J. Bussolini. Recent French, Belgian and Italian work in the cognitive science of animals: Dominique Lestel, Vinciane Despret, Roberto Marchesini and Giorgio Celli. Social Science Information, 2013; 52 (2): 187 DOI: 10.1177/0539018413477938
Abstract: This paper is a review of the work of four scholars who have made substantial new developments in our understanding of animal mind and animal–human interactions. Dominique Lestel indicates that culture is rooted in the animal realm and draws upon ethology and ethnography to study animal worlds. Vinciane Despret pays heed to complex animal–human sociality and combines critical psychology and ethology to take account of animal mind. Roberto Marchesini argues that animal influence on humans is widespread and is foundational to culture; he uses anthropology and ethology to expand the field of animal–human interactions. Giorgio Celli holds that ethology permeates the spaces of everyday life and that animals such as cats demonstrate complex problem-solving and social behavior.
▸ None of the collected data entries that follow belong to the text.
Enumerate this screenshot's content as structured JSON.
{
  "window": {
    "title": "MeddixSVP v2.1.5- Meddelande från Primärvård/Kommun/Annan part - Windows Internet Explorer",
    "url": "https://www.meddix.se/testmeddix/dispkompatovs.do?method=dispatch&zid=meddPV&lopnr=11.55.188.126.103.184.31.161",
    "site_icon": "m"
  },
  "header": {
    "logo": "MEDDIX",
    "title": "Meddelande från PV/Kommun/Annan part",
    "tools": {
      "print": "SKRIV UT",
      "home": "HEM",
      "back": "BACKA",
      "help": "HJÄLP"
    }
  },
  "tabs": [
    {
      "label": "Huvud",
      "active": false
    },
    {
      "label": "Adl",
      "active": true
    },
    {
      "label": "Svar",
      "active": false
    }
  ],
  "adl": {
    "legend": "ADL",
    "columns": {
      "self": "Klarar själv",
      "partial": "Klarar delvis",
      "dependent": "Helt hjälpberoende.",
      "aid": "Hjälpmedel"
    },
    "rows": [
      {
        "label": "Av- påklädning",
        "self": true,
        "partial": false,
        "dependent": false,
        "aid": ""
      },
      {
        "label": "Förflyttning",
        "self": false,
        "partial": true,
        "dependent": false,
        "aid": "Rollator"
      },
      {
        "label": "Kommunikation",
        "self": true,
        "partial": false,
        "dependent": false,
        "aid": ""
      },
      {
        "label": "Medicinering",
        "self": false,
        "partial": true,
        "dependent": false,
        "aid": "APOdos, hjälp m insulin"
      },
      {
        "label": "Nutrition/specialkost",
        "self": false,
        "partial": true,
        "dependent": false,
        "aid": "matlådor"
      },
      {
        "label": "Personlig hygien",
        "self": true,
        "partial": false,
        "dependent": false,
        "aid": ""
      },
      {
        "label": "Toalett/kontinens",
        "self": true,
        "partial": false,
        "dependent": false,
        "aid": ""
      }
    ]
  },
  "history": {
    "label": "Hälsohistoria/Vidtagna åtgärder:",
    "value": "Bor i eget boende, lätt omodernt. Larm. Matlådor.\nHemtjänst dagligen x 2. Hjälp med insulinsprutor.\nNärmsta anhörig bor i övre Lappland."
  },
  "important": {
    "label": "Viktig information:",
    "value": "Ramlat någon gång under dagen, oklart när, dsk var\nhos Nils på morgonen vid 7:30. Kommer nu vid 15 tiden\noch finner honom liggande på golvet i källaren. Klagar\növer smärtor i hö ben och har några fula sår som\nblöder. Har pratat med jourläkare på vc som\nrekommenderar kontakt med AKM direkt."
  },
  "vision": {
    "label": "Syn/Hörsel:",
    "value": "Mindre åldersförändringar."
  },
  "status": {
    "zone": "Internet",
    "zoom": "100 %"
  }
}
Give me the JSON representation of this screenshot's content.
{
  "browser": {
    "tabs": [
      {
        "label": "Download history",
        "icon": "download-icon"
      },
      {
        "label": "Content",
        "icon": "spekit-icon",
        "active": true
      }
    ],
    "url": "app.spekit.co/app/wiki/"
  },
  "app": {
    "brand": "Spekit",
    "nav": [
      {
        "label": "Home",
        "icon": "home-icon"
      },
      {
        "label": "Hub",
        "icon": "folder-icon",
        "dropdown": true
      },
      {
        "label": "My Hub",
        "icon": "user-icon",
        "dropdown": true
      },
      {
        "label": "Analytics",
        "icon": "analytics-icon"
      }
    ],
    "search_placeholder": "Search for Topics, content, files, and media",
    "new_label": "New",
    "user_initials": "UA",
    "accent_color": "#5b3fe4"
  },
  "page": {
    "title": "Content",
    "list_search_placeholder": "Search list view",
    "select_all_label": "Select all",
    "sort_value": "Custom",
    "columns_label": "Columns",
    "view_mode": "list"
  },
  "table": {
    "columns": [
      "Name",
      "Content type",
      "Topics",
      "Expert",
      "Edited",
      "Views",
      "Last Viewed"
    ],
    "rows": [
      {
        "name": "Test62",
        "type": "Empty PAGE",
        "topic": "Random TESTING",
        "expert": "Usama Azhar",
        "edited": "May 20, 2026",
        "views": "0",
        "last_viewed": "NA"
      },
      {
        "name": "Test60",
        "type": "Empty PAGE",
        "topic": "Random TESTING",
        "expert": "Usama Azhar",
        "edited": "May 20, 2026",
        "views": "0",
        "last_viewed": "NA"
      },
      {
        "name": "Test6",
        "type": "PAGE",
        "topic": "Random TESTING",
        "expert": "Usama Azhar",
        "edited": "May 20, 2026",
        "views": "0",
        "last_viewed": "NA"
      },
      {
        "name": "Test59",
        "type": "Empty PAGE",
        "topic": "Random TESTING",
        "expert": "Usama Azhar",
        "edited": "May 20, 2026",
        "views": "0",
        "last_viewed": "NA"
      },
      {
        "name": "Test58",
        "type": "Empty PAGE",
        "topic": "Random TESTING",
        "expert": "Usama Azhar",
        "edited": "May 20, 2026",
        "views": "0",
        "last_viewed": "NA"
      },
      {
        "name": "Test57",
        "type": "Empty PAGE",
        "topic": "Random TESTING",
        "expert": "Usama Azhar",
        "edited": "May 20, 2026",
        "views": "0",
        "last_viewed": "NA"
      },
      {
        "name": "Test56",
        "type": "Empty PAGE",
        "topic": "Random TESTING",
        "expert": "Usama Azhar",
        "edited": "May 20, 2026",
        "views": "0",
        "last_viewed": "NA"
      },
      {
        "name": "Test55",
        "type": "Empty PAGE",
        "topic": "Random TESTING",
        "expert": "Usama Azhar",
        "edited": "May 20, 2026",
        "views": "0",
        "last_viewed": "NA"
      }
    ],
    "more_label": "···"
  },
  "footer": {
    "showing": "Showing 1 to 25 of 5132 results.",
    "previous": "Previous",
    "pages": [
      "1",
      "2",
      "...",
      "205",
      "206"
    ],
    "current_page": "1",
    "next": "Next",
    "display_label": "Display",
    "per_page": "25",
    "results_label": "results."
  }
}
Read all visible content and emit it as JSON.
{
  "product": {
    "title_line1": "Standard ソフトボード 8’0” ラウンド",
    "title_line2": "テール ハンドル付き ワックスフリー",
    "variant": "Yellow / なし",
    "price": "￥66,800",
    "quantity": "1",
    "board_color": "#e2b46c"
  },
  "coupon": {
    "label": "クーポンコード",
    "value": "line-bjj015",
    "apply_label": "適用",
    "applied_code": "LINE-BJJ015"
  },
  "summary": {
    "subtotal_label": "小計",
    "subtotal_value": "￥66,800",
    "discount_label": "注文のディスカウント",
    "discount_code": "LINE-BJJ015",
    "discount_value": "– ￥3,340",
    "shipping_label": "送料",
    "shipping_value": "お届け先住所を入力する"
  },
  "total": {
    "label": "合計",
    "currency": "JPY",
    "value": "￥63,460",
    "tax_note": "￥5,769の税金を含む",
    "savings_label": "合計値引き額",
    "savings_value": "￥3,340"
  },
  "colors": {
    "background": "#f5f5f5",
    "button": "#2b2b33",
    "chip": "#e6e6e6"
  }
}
Shared Life: An Introduction by Dominique Lestel and Hollis Tayor Social Science Information 52(2) 183-186 doi:10.1177/0539018413477335
“We Westerners have become so accustomed to the image of a triumphant forward march (whose history recounts how man became so autonomous that he reached freedom) that we have neglected the possibility that such a history could be in the end frankly pathological (given how we have bent over backwards to become autistic). … A key question now is to know how the human of the 21st century can reactivate his animality and animalize himself anew when all Western thought since the Greeks tells him that he is human precisely because of this rupture with animality.”